Je n’avais
lu que Globalia que j’avais trouvé correct mais, pensant moi aussi à écrire sur
le Chemin, une question se posait tout naturellement : qu’écrire sur
des journées de marche et de discussions passagères ? Sûrement des
phases introspectives, des réflexions sur le sens de la vie, peut-être, mais
sur deux mois de pèlerinage, chaque instant ne pouvait pas être intéressant. J’éprouvais
une profonde admiration pour ceux qui arrivaient à tirer beaucoup de pas
grand-chose, des bribes de vies dans lesquelles les lecteurs pouvaient se
retrouver ou se situer. Moi, je racontais surtout le notable, certaines
situations étaient tellement extraordinaires qu’il fallait romancer le moins
possible, par honnêteté, par devoir vis-à-vis d’événements que certains
prétendaient déjà qu’ils étaient inventés.
J’aurais
aimé employer une licence artistique, enjoliver mes phrases pour des aventures
plus littéraires, c’était risquer me décrédibiliser. C’était trop important
de témoigner du monde tel qu’il est, ou tel que je l’ai vécu, après un
certain nombre d’expériences c’est pareil.
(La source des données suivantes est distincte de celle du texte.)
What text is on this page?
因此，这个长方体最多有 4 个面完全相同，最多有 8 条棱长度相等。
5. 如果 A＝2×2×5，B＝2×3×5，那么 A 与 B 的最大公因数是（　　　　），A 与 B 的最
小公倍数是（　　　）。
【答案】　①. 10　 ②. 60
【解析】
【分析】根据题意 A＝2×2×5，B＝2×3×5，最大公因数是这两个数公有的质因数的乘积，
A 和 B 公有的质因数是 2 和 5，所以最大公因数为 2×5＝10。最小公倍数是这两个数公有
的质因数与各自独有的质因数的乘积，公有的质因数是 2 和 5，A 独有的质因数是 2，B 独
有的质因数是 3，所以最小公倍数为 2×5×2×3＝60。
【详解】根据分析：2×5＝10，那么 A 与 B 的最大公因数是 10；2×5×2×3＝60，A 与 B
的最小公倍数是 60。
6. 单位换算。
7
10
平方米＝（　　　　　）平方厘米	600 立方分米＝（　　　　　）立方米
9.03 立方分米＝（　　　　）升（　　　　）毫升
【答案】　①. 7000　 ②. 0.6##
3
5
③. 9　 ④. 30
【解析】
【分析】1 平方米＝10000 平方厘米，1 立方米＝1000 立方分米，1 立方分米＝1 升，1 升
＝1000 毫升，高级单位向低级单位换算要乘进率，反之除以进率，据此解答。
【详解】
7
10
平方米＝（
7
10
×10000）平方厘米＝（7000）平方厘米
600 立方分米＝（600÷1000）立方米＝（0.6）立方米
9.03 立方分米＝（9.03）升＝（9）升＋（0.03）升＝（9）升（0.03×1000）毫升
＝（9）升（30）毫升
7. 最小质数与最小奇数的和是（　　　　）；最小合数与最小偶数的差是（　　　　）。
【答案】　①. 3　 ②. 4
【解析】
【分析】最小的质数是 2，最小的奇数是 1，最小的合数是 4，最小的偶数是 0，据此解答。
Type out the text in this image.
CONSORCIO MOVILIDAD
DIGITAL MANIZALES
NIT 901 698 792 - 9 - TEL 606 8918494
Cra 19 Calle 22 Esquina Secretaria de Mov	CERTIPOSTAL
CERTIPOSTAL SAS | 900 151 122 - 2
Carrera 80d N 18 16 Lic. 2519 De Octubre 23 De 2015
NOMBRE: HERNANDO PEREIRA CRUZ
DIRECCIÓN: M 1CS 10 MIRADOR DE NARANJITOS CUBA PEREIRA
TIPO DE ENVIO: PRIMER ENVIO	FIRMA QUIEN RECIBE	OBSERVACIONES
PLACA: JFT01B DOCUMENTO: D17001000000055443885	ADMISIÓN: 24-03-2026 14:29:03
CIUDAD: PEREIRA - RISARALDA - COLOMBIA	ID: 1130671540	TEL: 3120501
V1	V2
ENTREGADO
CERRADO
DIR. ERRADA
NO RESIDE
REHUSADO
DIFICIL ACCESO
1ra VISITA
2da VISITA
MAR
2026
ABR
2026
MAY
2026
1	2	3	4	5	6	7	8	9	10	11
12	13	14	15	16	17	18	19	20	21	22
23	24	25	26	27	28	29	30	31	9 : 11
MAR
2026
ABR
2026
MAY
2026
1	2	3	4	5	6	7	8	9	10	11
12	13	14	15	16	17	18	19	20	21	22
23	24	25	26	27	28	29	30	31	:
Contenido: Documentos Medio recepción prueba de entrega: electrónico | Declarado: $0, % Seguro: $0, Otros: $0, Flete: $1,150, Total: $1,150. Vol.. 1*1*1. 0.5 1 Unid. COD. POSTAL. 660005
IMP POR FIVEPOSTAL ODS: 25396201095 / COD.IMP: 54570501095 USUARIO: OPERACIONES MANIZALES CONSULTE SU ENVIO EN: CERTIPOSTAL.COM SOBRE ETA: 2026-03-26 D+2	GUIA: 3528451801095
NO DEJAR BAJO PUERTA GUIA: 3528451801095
Camille ajoutait qu’il n’avait pas
apprécié la dimension spirituelle d’un Ruffin devenant progressivement croyant
pour se convertir au bouddhisme au terme du pèlerinage.
A quel point
faut-il être instable, à quel point faut-il être anxieux pour se réfugier dans
une croyance. Je jugeais Ruffin sans le connaître ni même l’avoir lu, près de
le qualifier d’affabulateur, puis je me
rappelai mon premier journal de voyage, celui que je complétais
chaque fois que je trouvais une bibliothèque en Angleterre, en Ecosse. Sans
style ni accent, j’épiloguais sur la
morsure du voyage, expliquais être tombé dedans pour de bon et
que jamais il ne s’arrêterait.A l’époque, c’était un mensonge, j’avais tout juste commencé mes études, je voyagerais durant les vacances. Je souris à la pensée que j’y étais parvenu, finalement, au voyage continu, quatre ans après mes mots, quatre ans avant aujourd’hui. La réalité s’était calée sur la fiction. Que diable allais-je pouvoir écrire sur le chemin ?
La Chapelle Saint-Roch
Nous atteignîmes bientôt la chapelle Saint-Roch, petite bâtisse apparemment peu fréquentée, je posai mon sac pour y entrer. Un oiseau avait fait son nid sur le crucifix principal, contre l’épaule du Christ. De la musique religieuse était diffusée en continu, elle n’apportait rien, je préférais les lieux de culte muets. Je m’assis tout de même sur un banc et mis mes mains en prière :
Notre Père qui êtes aux cieux, au nom trop souvent mal employé, je voudrais déposer une prière pour Geneviève de Sainte-Geneviève, qu’elle ne vive que des jours heureux, elle le mérite, vous savez ? Et si tu pouvais filer des coups de pouce à tous ceux qui m’ont aidé jusque là. Moi, j’aurais pas assez de temps pour tous leur rendre la pareille. Au nom du Père, du Fils et du Saint Esprit, Amen.